These two functions were also written in the Wolfram Language:
mcProbabilityLimit[k_, n_, p_, m_] :=
Count[Table[
Length[DeleteDuplicates[RandomInteger[{0, k - 1}, n]]]/k, {i,
m}], u_ /; u >= p]/m // N
mcProbabilityRange[k_, n_, p_, m_, \[Delta]_] :=
Count[Abs[
Table[Length[DeleteDuplicates[RandomInteger[{0, k - 1}, n]]]/
k, {i, m}] - p], u_ /; u <= \[Delta]]/m // N
Analytical Solution
Ideally, an analytical solution, if one exists, would allow us to calculate these probabilities easily.
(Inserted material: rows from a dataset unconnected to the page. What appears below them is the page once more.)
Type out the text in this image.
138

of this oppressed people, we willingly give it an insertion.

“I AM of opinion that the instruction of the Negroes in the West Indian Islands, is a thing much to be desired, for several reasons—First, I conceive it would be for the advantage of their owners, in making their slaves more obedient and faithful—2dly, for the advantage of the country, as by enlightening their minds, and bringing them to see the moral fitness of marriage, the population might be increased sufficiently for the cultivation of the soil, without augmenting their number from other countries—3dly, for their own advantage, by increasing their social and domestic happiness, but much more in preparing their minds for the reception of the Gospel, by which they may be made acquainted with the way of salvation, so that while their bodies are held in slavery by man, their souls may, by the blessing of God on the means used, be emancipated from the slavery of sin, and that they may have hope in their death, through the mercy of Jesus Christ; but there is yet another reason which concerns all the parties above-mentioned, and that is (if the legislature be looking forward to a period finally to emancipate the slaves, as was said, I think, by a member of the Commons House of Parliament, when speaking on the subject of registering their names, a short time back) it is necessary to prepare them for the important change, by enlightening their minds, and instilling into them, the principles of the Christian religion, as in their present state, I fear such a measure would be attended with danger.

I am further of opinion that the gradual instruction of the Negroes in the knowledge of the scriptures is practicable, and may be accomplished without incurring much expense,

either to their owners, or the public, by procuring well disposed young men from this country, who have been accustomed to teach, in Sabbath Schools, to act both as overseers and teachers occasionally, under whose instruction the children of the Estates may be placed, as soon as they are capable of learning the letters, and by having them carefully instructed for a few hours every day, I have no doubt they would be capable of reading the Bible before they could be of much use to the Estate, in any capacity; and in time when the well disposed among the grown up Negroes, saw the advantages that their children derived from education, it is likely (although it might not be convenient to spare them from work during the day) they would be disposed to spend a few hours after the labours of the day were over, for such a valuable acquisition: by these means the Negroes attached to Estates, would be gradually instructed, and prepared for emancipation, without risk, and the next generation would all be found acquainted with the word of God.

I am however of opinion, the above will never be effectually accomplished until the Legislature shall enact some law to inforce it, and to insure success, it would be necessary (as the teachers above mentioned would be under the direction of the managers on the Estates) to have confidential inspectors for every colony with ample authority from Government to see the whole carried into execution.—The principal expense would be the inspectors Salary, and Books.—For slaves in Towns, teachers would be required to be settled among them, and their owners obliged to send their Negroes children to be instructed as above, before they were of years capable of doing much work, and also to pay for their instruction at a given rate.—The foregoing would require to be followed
The key is to start with the classic problem from above. There are two main ideas to explore to get to the answer:
- Shrink the problem and pretend there are only $k/2$ kinds of coupons that exist
- Find the number of combinations of $k/2$ occupied and $k/2$ unoccupied coupon configurations
These two are depicted in the drawing below. (1) tells us that we can simply take the solution from the classic problem but with fewer coupons. In this case, specifically:
$$(k/2)!\cdot {n \brace (k/2)}$$
where $k = 2 j$ and $j \in \mathbb{Z}$ ($k$ is even and if it isn’t, use $\left\lfloor \frac{k}{2} \right\rfloor)$.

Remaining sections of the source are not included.